Revue de gestion du personnel médical et hospitalier des établissements de santé

EDITO

L'expérience de gestion déléguée aux pôles, suites

 

Clémence ZACHARIE

Maître de conférences associée, IAE Paris Est,

UMR 7106 - CNRS/Université Panthéon-Assas

A titre expérimental, le CHU de Nice met en place depuis le début de l'année 2024 la « gestion polaire », suivant la trace du CH de Valenciennes. Dans un temps relativement bref ont été signés en janvier une « charte de gouvernance » opérant le transfert aux pôles des compétences de management qui étaient auparavant détenues par la Direction générale, ainsi qu'une délégation de signature vers les chefs de pôle. Si la chose a été largement commentée, elle ne l'a peut-être pas été pour de bonnes raisons, soulevant parfois des inquiétudes ou interrogation qui appellent des éclaircissements.

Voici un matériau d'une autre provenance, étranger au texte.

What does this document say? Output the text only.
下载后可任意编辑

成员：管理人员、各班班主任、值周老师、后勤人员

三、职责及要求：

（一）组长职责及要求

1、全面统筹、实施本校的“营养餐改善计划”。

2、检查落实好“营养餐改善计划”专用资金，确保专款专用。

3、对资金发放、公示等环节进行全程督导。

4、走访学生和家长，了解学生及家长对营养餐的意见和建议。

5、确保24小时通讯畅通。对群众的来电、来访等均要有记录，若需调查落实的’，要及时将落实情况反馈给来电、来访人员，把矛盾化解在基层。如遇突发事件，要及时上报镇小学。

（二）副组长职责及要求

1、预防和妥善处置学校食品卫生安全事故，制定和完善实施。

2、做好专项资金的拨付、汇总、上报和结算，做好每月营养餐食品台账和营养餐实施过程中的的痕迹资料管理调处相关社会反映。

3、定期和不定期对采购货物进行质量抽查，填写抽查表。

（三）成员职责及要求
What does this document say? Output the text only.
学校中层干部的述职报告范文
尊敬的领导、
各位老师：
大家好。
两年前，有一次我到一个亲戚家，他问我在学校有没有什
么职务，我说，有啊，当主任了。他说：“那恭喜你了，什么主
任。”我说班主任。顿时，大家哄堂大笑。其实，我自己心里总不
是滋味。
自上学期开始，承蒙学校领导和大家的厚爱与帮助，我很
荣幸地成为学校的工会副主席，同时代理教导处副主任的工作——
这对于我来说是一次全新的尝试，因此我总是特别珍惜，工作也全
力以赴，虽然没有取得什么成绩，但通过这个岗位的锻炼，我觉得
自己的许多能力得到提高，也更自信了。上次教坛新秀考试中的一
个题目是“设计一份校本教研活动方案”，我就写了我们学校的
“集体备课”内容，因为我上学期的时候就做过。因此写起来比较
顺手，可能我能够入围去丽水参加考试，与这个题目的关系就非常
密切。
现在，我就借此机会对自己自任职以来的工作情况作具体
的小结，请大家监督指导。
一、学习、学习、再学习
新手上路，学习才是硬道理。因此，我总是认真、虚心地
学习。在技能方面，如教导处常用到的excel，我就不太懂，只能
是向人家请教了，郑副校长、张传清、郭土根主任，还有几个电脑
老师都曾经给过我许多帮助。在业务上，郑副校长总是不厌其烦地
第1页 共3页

L'idée de la médicalisation de la gouvernance hospitalière allait pourtant de soi. La polarisation et le transfert de la gouvernance sont la conséquence naturelle de l'ordonnance n° 2005-406 du 2 mai 2005 créant les pôles, qui évolueront avec les lois de 2009 et 2016, quelques souplesses étant au fur et à mesure introduites jusqu'à ce que la loi Rist pose le principe de liberté d'organisation interne des hôpitaux. De cette succession de texte découle l'idée d'une déconcentration des décisions et de la gestion au plus près du fonctionnement quotidien de l'hôpital afin d'améliorer la prise en charge des patients en simplifiant les décisions.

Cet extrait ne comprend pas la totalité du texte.